The main function of the main program is to initialize the system, including initializing the DSP registers, interrupts, timers, GPIO, etc. Initialize the DSP to generate a working clock; initialize the internal modules of the DSP; disable global interrupts, initialize the interrupt vector table, and set the interrupts as needed; turn on global interrupts, enter the loop waiting main program, and wait for internal and external interrupt signals. The interrupt subroutine completes the correction control task of the speed loop. The flowchart of the DSP interrupt subroutine is shown in Figure 5.

The CPLD part completes the phase-change processing and speed feedback control functions of the motor, and uses a mixed design of graphical design and VHDL language to complete the programming of the timing part. The CPLD receives the back electromotive force of the motor winding, and forms the conduction control signal of the 4-way inverter through the on-chip logic circuit to control the power-on sequence of the motor winding; the phase-locked processing is performed through the built-in digital phase-locked loop 74LS297 of the CPLD to complete the constant control of the motor speed. The phase-locked loop and the phase-change processing circuit are packaged together using CPLD to form a complete speed feedback control module. The CPLD part of the program flow chart is shown in Figure 6.

4 Control system simulation and comparative analysis of its results

After VHDL description and compilation, EDA software can be used to perform timing function simulation. Functional simulation is performed in QuartusⅡ software development environment, and the timing simulation waveform is shown in Figure 7.

The speed controller is simulated using Matlab simulation software, and the obtained speed response curve of the simulation system is shown in Figure 8.

The continuous system is discretized using the bilinear transformation method, and the resulting digital system speed response curve is shown in Figure 9.

In the figure: n is the motor rotation speed; r is the motor revolutions.

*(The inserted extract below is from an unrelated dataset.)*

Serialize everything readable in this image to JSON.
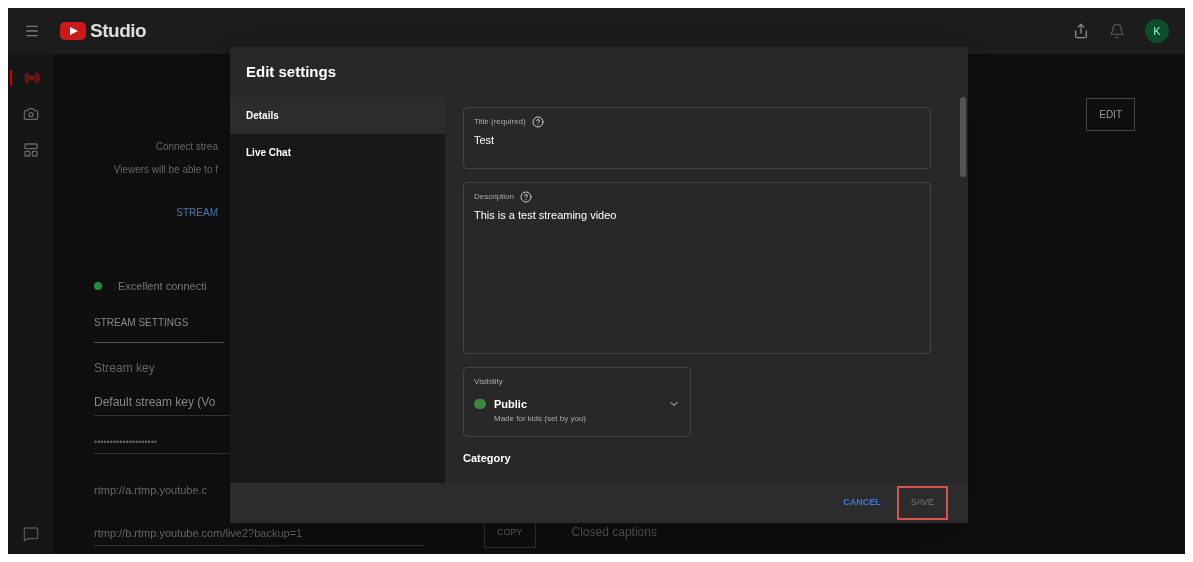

The experimental results show that the speed response indicators of the improved digital system: rise time, adjustment time, overshoot, etc. have all been improved, and the system has good speed and stability.

5 Conclusion

Based on the analysis of the operating principle of brushless DC motor, a brushless DC motor control system solution based on TMS320F2812 is proposed, which makes full use of the powerful functions of DSP to enable the system to obtain higher control accuracy and dynamic and static characteristics. Phase-locked speed control is applied to the brushless DC motor system, and the simulation results of analog and digital systems are compared and analyzed, which proves that the system has strong robustness and adaptability, realizes the control of motor output torque and speed, and improves the speed regulation performance of the motor.